With game worlds becoming more detailed the demands increase for time, effort and resources to add these details. Procedural generation has matured over the years, and offers potential relief to the steep requirements of building a detailed game world.
Not all games would benefit from this method. Game worlds do more than just provide meaningful content to look at, they are also the environments in which you play and interact, and these environments can define the experience. I reiterate the idea of "no formula for success": content can be added, thrown out or altered to better suit the gameplay experience. Creating content "on the fly" has the danger of generating content that is unsuitable for the experience, ignoring what I might call the "human factor".
Games can vary greatly, from the likes Half Life - which offers us a linear but meticulously crafted experience, where the environments are built to suit the purposes of gameplay, atmosphere and narrative - to the likes of Fallout 3 - which offers an open-ended world based on sandbox exploration, where not every single region demands (or at all needs) so much attention - and beyond. Needless to say where procedural generation fits in better.

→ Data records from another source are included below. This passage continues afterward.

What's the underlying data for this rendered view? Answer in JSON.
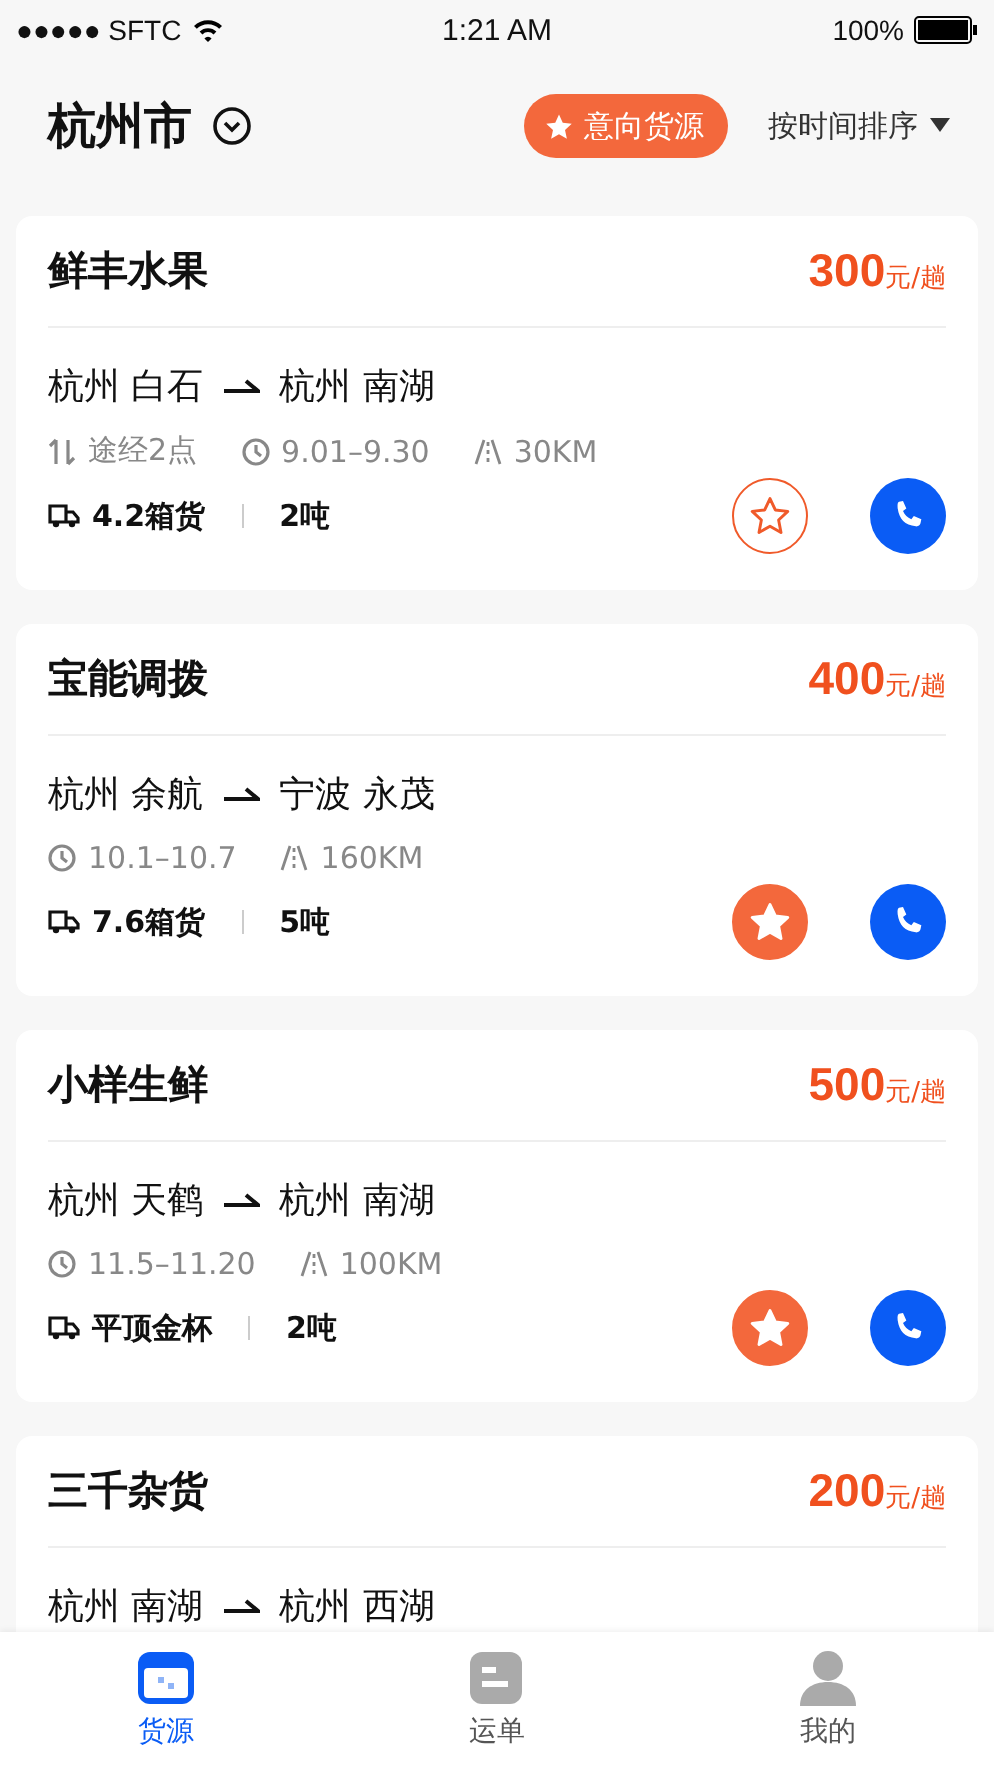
{
  "status_bar": {
    "carrier": "●●●●● SFTC",
    "time": "1:21 AM",
    "battery": "100%"
  },
  "header": {
    "city": "杭州市",
    "intent_button": "意向货源",
    "sort": "按时间排序"
  },
  "cards": [
    {
      "title": "鲜丰水果",
      "price": "300",
      "unit": "元/趟",
      "from": "杭州 白石",
      "to": "杭州 南湖",
      "meta": [
        {
          "kind": "via",
          "text": "途经2点"
        },
        {
          "kind": "time",
          "text": "9.01–9.30"
        },
        {
          "kind": "distance",
          "text": "30KM"
        }
      ],
      "cargo": "4.2箱货",
      "weight": "2吨",
      "favorited": false
    },
    {
      "title": "宝能调拨",
      "price": "400",
      "unit": "元/趟",
      "from": "杭州 余航",
      "to": "宁波 永茂",
      "meta": [
        {
          "kind": "time",
          "text": "10.1–10.7"
        },
        {
          "kind": "distance",
          "text": "160KM"
        }
      ],
      "cargo": "7.6箱货",
      "weight": "5吨",
      "favorited": true
    },
    {
      "title": "小样生鲜",
      "price": "500",
      "unit": "元/趟",
      "from": "杭州 天鹤",
      "to": "杭州 南湖",
      "meta": [
        {
          "kind": "time",
          "text": "11.5–11.20"
        },
        {
          "kind": "distance",
          "text": "100KM"
        }
      ],
      "cargo": "平顶金杯",
      "weight": "2吨",
      "favorited": true
    },
    {
      "title": "三千杂货",
      "price": "200",
      "unit": "元/趟",
      "from": "杭州 南湖",
      "to": "杭州 西湖"
    }
  ],
  "tabs": [
    {
      "label": "货源",
      "kind": "cargo",
      "selected": true
    },
    {
      "label": "运单",
      "kind": "orders",
      "selected": false
    },
    {
      "label": "我的",
      "kind": "me",
      "selected": false
    }
  ]
}
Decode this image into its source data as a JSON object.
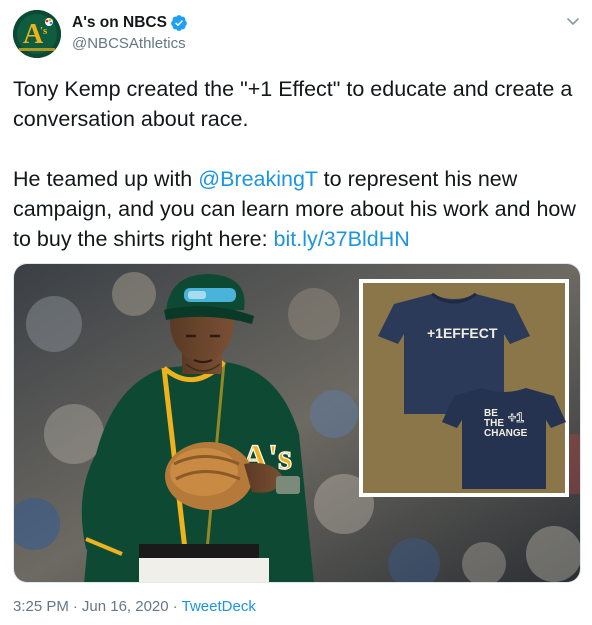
{
  "account": {
    "display_name": "A's on NBCS",
    "handle": "@NBCSAthletics",
    "avatar_icon": "athletics-logo-icon",
    "verified_icon": "verified-badge-icon"
  },
  "tweet": {
    "para1": "Tony Kemp created the \"+1 Effect\" to educate and create a conversation about race.",
    "para2_a": "He teamed up with ",
    "mention": "@BreakingT",
    "para2_b": " to represent his new campaign, and you can learn more about his work and how to buy the shirts right here: ",
    "url": "bit.ly/37BldHN"
  },
  "media": {
    "jersey_text": "A's",
    "shirt_front_text": "+1EFFECT",
    "shirt_back_text": [
      "BE",
      "THE",
      "CHANGE"
    ],
    "shirt_back_mark": "+1"
  },
  "footer": {
    "time": "3:25 PM",
    "date": "Jun 16, 2020",
    "separator": "·",
    "source": "TweetDeck"
  },
  "colors": {
    "link": "#1b95e0",
    "secondary_text": "#657786",
    "team_green": "#0b4a32",
    "team_gold": "#efb21e",
    "shirt_navy": "#2c3a5a",
    "shirt_panel": "#8a7648"
  }
}
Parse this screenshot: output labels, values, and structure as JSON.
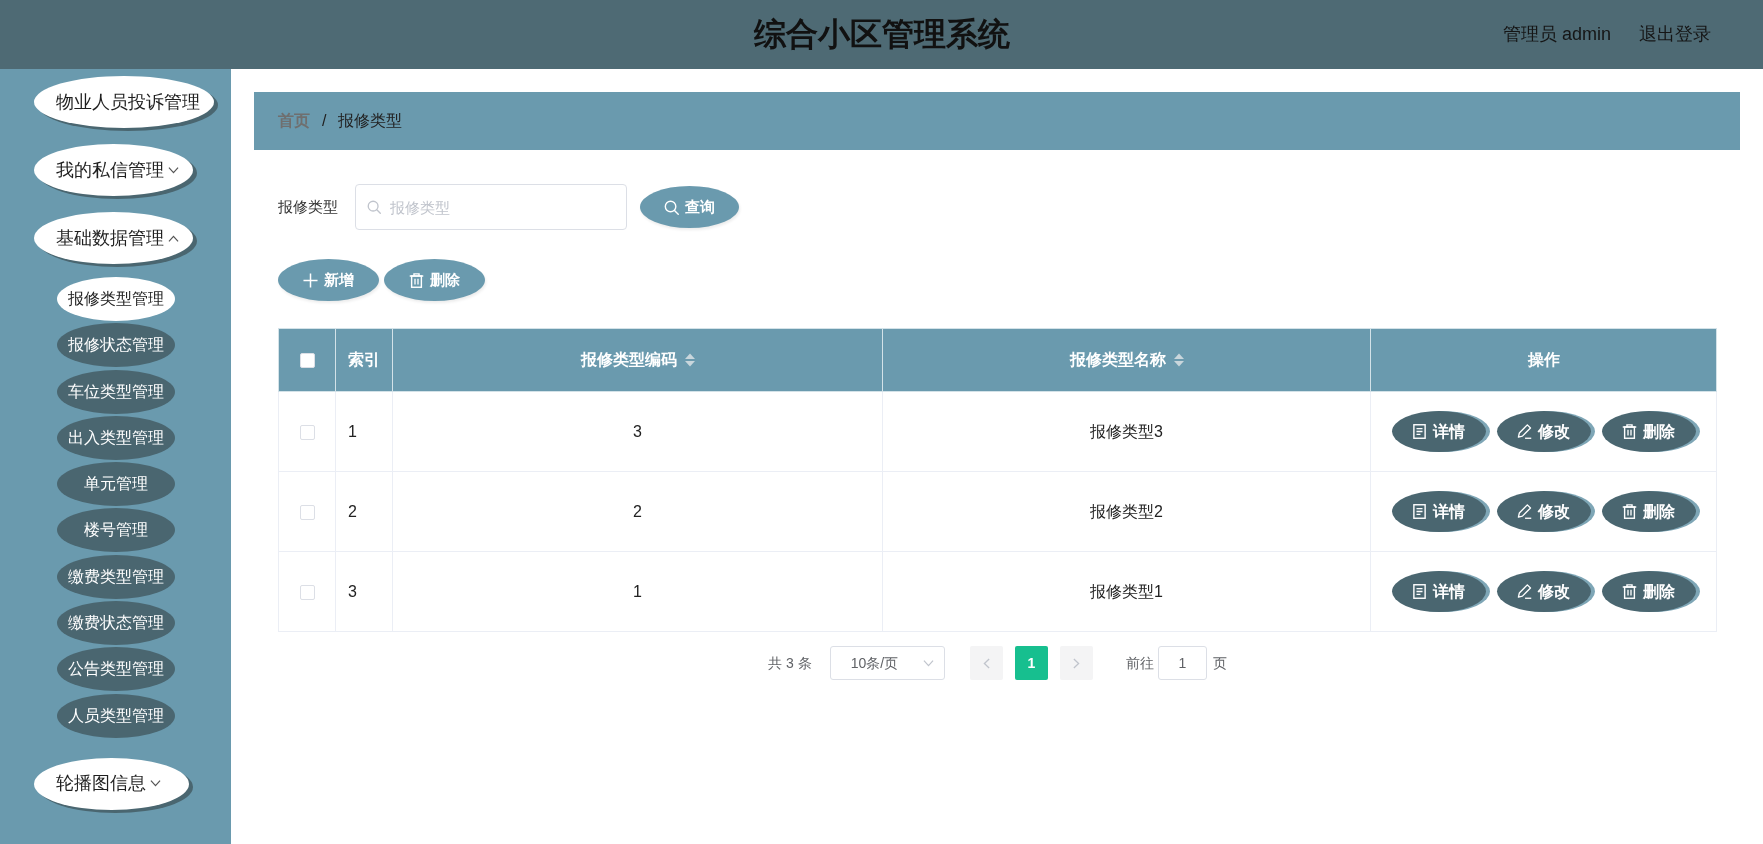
{
  "header": {
    "title": "综合小区管理系统",
    "user_label": "管理员 admin",
    "logout": "退出登录"
  },
  "sidebar": {
    "items": [
      {
        "kind": "link",
        "label": "物业人员投诉管理"
      },
      {
        "kind": "submenu",
        "label": "我的私信管理",
        "expanded": false
      },
      {
        "kind": "submenu",
        "label": "基础数据管理",
        "expanded": true,
        "children": [
          {
            "label": "报修类型管理",
            "selected": true
          },
          {
            "label": "报修状态管理",
            "selected": false
          },
          {
            "label": "车位类型管理",
            "selected": false
          },
          {
            "label": "出入类型管理",
            "selected": false
          },
          {
            "label": "单元管理",
            "selected": false
          },
          {
            "label": "楼号管理",
            "selected": false
          },
          {
            "label": "缴费类型管理",
            "selected": false
          },
          {
            "label": "缴费状态管理",
            "selected": false
          },
          {
            "label": "公告类型管理",
            "selected": false
          },
          {
            "label": "人员类型管理",
            "selected": false
          }
        ]
      },
      {
        "kind": "submenu",
        "label": "轮播图信息",
        "expanded": false
      }
    ]
  },
  "breadcrumb": {
    "separator": "/",
    "items": [
      {
        "label": "首页"
      },
      {
        "label": "报修类型"
      }
    ]
  },
  "search": {
    "label": "报修类型",
    "placeholder": "报修类型",
    "button": "查询"
  },
  "toolbar": [
    {
      "kind": "add",
      "label": "新增"
    },
    {
      "kind": "delete",
      "label": "删除"
    }
  ],
  "table": {
    "select_all": {
      "checked": false
    },
    "columns": [
      {
        "label": "索引",
        "sortable": false
      },
      {
        "label": "报修类型编码",
        "sortable": true
      },
      {
        "label": "报修类型名称",
        "sortable": true
      },
      {
        "label": "操作",
        "sortable": false
      }
    ],
    "rows": [
      {
        "selected": false,
        "cells": [
          "1",
          "3",
          "报修类型3"
        ],
        "actions": [
          {
            "kind": "detail",
            "label": "详情"
          },
          {
            "kind": "edit",
            "label": "修改"
          },
          {
            "kind": "delete",
            "label": "删除"
          }
        ]
      },
      {
        "selected": false,
        "cells": [
          "2",
          "2",
          "报修类型2"
        ],
        "actions": [
          {
            "kind": "detail",
            "label": "详情"
          },
          {
            "kind": "edit",
            "label": "修改"
          },
          {
            "kind": "delete",
            "label": "删除"
          }
        ]
      },
      {
        "selected": false,
        "cells": [
          "3",
          "1",
          "报修类型1"
        ],
        "actions": [
          {
            "kind": "detail",
            "label": "详情"
          },
          {
            "kind": "edit",
            "label": "修改"
          },
          {
            "kind": "delete",
            "label": "删除"
          }
        ]
      }
    ]
  },
  "pagination": {
    "total": "共 3 条",
    "page_size": "10条/页",
    "prev_disabled": true,
    "next_disabled": true,
    "pages": [
      {
        "label": "1",
        "selected": true
      }
    ],
    "goto_label": "前往",
    "goto_value": "1",
    "goto_suffix": "页"
  }
}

Procedural generation has matured since the days of Daggerfall and its kind, and may mature further. If nothing else, this article points out an interesting development of technology that may benefit the game industry. There is no "good" or "bad" about it, like anything it can be used into poor results just as well as it can be used to create quality work.
On a side note, there is one thing I fail to understand and it's the excitement about the notion of gargantuan worlds. Even if procedural content allows the creation of such massive worlds, what exactly does it promise us? I can't see the benefits here, and the only picture that comes to my mind is a lot of blandness: it's like taking a lump of butter and spreading it over way too much bread. Maybe we can get ourselves a bit more butter, or better ways to spread it over the bread, but it's still too much bread. Maybe I'm missing something here, but I think games should try to embrace their limitations, spending their limited resources for quality rather than quantity. I see procedural content as the possibility to save time and effort that can be better spent elsewhere, not as a method to just create a whole lot more bland than we currently can.